The only way I could think of, is to have a dynamo DB table with "url" records, each with the timestamp of last "processing" and have periodic lambda that would query the table and send "old" records as jobs to another "worker" lambda (directly or via SNS).
That would work, however you still need to have a "polling" lambda, which could become a bottleneck as number of items to process grows.
Any other ideas?
100k jobs every 6 hours, doesn't sound like a great use case for Serverless IMO. Personally, I would set up a CloudWatch event with a relevant cron expression that triggered a Lambda to start an EC2 instance that processed all the URLs (stored in DynamoDB) and script the EC2 instance to shutdown after processing the last url.

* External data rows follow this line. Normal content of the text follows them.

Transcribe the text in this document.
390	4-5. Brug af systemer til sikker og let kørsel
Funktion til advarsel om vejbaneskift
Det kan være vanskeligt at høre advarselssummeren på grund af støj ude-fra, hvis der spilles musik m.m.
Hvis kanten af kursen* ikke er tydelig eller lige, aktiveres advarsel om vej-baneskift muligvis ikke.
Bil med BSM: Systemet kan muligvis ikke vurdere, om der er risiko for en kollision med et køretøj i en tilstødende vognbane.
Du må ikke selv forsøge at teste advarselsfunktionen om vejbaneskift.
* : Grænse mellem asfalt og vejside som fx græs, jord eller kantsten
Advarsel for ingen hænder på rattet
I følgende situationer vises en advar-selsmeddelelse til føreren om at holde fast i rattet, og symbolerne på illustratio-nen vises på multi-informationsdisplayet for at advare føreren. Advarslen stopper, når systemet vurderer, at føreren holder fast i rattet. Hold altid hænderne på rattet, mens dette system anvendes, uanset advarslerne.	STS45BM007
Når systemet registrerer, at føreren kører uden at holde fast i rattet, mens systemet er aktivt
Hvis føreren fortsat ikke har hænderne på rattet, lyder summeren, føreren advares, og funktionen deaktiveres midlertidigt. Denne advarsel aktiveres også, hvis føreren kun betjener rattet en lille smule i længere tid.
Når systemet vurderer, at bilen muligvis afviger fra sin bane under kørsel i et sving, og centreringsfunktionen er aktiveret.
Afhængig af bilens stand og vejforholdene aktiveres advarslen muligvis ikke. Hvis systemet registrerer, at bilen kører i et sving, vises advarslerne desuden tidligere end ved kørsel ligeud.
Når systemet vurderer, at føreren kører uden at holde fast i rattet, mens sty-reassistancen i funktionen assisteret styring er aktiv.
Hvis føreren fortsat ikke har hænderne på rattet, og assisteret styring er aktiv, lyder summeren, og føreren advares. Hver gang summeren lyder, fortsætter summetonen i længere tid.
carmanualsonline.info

But that's not what you asked.
You could set up a CloudWatch event with a relevant cron expression that spawns a lambda (orchestrator) reads the urls from DynamoDB or even an S3 file then invokes a second lambda (worker) for each url to actually parse the pages.
Using this pattern you will start hitting concurrency issues at 1000 lambdas (1 orchestrator & 999 workers), less if you have other lambdas running in the same region. You can ask AWS to increase this limit, but I don't know under what scenarios they will do this, or how high they will increase the limit.
From here you have three choices.
Split out the payload to each worker lambda so each instance receives multiple urls to process.
Add an another column to your list of urls and group urls with this column (e.g. first 500 are marked with a 1, second 500 are marked with a 2, etc). Then your orchestrator lambda could take urls off the list in batches. This would require you to run the CloudWatch event at a greater frequency and manage the state so the orchestrator lambda when invoked knows which is the next batch (I've done this at a smaller scale just storing a variable in a S2 file).
Would be to use some combination of options 1 and 2.
Looks like, it's fitting Batch processing scenario with AWS lambda function as a job. It's serverless but obviously adds dependency on another AWS service.
In the same time, it has dashboard, processing status, retries and all perks from job scheduling service.